Quando paramos nossas motos em frente a um bar, meu corpo todo doía mas como um típico macho que era, mal reclamei diante dos outros velhos do grupo que estavam bem piores do que eu. Acendi novo cigarro e ajeitei meu colete do White wolves no corpo, guardei o capacete e entrei junto com os demais para pedir informações e beber algo. O bar era rústico mas acontecia um show intimista naquela noite, voz e violão. A cantora parecia bem novinha mas era dona de uma voz poderosa e de uma beleza incomum para cantoras da noite e eu conhecia algumas delas. As pessoas ao nosso redor nos olharam, afinal chamávamos atenção. Estávamos em um grupo grande invadindo o local, todos de colete de couro, bandanas e botas. Ajeitei o cabelo comprido que sempre cultivei com devoção em um coque samurai e me sentei virando a cadeira para sentar de frente para o encosto. Bill ria de alguns caras mais velhos do grupo que estavam se queixando das costas quando a garçonete se aproximou de nosso grupo perguntando o que iríamos querer. Ela demorou o olhar no meu peito sob o colete e em seguida nos meus olhos. A fumaça me fazia cerrar os olhos enquanto o cigarro estava pendurado na boca para que eu pudesse acessar minha carteira no bolso de trás da calça e por isso não achei ela tão bonita mas aquela olhada foi o suficiente para tirarem sarro de mim o resto da noite.
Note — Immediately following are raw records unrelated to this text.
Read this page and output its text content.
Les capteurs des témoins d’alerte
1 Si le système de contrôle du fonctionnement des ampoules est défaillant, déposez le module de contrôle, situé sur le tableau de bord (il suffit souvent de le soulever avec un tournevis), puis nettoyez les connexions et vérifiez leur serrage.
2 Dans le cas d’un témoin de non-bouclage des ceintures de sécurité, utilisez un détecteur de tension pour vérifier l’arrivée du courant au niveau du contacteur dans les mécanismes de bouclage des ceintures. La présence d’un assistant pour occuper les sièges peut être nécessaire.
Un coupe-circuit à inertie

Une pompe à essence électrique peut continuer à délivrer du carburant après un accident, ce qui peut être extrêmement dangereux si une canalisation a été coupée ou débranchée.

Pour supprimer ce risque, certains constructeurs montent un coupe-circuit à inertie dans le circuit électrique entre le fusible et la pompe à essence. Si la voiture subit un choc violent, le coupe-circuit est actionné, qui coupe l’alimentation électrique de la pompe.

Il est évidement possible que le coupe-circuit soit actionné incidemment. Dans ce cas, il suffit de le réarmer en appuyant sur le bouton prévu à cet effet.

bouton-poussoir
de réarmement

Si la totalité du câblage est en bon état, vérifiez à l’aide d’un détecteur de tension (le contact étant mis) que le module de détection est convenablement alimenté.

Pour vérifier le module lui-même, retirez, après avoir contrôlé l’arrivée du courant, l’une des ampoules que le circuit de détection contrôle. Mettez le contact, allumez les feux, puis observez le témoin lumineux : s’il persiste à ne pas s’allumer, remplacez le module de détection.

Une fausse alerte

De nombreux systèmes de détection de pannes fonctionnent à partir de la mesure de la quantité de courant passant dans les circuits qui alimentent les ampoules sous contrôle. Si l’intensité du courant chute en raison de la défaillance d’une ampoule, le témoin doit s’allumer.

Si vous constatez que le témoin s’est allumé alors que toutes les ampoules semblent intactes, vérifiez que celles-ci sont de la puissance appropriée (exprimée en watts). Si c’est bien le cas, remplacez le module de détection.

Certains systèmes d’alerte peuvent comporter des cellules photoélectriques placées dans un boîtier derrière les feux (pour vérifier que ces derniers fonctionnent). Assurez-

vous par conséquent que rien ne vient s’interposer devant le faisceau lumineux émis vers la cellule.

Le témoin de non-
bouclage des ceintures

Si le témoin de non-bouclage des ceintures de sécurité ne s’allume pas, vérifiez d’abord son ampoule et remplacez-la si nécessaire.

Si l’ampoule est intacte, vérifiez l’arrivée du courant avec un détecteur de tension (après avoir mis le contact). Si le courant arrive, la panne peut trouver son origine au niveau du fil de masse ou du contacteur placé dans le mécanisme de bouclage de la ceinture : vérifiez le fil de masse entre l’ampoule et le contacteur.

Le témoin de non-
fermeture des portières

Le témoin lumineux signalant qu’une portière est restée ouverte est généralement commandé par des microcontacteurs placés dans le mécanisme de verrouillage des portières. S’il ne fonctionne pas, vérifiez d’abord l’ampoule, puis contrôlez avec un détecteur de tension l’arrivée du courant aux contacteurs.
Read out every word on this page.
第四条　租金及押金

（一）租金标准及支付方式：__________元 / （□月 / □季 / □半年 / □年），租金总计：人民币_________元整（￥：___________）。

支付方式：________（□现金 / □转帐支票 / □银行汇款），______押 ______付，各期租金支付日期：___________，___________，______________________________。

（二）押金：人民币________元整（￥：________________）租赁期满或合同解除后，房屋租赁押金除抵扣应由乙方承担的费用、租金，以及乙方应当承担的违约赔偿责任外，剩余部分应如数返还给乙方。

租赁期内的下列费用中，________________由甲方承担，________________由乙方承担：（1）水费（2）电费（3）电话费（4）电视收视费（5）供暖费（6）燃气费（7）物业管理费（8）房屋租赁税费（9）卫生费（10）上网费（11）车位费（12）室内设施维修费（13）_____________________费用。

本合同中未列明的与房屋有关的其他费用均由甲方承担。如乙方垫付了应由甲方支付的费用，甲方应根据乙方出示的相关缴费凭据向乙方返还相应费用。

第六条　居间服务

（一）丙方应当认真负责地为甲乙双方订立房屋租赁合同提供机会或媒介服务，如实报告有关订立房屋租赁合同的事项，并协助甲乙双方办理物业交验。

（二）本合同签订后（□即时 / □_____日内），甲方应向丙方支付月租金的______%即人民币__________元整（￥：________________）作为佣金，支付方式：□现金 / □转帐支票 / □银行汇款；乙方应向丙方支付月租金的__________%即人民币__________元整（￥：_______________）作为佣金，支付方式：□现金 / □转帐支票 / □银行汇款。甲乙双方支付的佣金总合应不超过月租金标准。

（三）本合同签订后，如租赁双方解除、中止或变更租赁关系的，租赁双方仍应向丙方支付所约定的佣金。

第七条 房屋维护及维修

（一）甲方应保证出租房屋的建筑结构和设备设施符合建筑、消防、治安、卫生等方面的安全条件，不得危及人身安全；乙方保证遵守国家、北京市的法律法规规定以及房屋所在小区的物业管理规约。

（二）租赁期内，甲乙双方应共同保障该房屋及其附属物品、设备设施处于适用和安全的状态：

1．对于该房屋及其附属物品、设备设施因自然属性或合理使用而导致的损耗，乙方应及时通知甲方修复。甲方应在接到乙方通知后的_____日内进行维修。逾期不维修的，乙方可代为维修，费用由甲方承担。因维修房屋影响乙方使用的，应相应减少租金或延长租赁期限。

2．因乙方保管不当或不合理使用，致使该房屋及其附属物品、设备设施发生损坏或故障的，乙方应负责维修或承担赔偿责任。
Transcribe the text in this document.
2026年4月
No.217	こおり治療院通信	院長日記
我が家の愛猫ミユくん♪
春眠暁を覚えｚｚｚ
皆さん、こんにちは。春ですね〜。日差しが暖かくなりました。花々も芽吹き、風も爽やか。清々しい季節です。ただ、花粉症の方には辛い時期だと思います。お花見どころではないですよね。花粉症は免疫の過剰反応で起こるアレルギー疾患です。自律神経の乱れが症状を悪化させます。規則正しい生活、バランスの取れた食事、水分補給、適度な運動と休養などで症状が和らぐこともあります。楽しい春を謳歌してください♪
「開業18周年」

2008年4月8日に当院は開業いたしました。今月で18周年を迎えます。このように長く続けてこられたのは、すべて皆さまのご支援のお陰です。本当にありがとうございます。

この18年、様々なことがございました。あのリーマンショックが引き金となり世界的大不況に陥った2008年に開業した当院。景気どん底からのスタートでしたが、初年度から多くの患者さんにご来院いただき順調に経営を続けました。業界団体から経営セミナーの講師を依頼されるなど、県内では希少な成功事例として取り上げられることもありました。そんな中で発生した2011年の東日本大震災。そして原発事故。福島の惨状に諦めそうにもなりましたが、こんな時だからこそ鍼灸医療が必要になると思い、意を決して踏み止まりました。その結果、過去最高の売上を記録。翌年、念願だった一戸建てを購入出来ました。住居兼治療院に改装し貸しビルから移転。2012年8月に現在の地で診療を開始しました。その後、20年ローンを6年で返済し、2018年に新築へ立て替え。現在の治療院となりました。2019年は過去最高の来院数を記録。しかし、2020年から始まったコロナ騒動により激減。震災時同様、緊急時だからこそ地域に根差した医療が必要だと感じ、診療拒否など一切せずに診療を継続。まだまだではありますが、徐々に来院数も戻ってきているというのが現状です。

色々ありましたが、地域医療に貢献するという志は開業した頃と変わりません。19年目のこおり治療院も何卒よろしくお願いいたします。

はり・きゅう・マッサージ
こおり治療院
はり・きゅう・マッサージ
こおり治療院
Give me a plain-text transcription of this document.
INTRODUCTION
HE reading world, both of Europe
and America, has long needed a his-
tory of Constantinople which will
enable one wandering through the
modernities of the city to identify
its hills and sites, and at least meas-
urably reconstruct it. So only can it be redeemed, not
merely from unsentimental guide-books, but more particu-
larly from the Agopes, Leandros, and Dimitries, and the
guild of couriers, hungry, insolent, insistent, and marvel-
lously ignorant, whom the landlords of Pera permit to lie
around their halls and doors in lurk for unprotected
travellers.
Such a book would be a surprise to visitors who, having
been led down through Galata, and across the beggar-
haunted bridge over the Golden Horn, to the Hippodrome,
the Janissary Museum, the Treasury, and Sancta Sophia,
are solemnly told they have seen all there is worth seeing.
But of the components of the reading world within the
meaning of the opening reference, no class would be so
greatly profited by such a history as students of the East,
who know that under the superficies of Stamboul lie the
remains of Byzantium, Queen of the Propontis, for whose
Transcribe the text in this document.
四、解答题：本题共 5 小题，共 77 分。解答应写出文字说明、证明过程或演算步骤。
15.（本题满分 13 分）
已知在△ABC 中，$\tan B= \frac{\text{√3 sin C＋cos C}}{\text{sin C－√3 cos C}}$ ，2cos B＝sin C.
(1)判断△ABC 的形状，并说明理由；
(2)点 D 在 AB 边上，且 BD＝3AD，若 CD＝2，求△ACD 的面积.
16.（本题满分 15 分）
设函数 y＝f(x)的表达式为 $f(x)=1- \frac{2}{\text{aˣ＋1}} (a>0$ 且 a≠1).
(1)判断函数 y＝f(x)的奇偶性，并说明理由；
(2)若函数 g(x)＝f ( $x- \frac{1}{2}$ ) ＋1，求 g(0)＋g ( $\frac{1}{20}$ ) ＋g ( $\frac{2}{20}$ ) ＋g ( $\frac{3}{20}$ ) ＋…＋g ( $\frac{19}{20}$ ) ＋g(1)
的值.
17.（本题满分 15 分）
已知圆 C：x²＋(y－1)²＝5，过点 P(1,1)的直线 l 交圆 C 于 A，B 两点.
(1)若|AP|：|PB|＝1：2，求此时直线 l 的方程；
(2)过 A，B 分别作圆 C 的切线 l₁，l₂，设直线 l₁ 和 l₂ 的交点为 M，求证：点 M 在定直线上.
- Eu ainda não sei porque a gente pilota com o “Lobo louco”, ele ganha todas as mulheres onde chega. - Disse um dos motoqueiros, Fred “Pantera” batendo no meu ombro. O apelido dele, fiquei sabendo tempo depois se referia a banda que ele mais gostava, Pantera.

- Fale por você, Pantera, eu  mais que satisfeito com a atenção que eu ganho. - Respondeu Bill olhando a cantora em cima do palco.

- Ah mas eu aposto que o “Louco” leva ela para cima da moto hoje mesmo.

Todos gargalharam com a referência dele sobre “para cima da moto” sem qualquer conforto. Como alguém consegue trepar em cima da moto? Ta certo que eu já tinha feito, mas não foi com nenhuma cantora de bar bonita como aquela.

- Ah parem de apostar coisas sobre mim, minha bunda  doendo! - Reclamei pedindo uma água e uma cerveja a garçonete.

- Estão de passagem? - Perguntou ela olhando para todos para disfarçar - Motoqueiros?

- Sim, madame - Respondeu Bill se levantando para estender a mão a ela e todos demos risada.

- Eu saio à uma hora, queria dar uma volta de moto! - Ela olhou para mim.

Isso não se faz com um homem que passou mais de nove horas em cima da moto com apenas duas paradas de quarenta minutos para comer e ir ao banheiro. A minha vontade era de m****r ela se lascar porque meu pau não iria subir com a dor no pescoço que eu estava mas olhei os demais que esperavam que eu me posicionasse como um lobo branco dos mais selvagens.

- Em cima de qual moto quer sentar? - Perguntei, tirando o cigarro da boca e o apoiando sobre o cinzeiro da mesa. Ficava bastante sem paciência quando sentia fome e sono.

- Ah Vitor! Claro que ela sentar na tua moto! - Mad Max atacou e olhou a moça, cruzando os braços. Todos esperavam a resposta dela.

- O moço ai com o cigarro, de colete sem camisa! - Ela sorria.

De fato era eu. Precisava urgentemente parar de andar de colete sem camisa por baixo.

- Eu venho te buscar. - Respondi sob livre e espontânea pressão.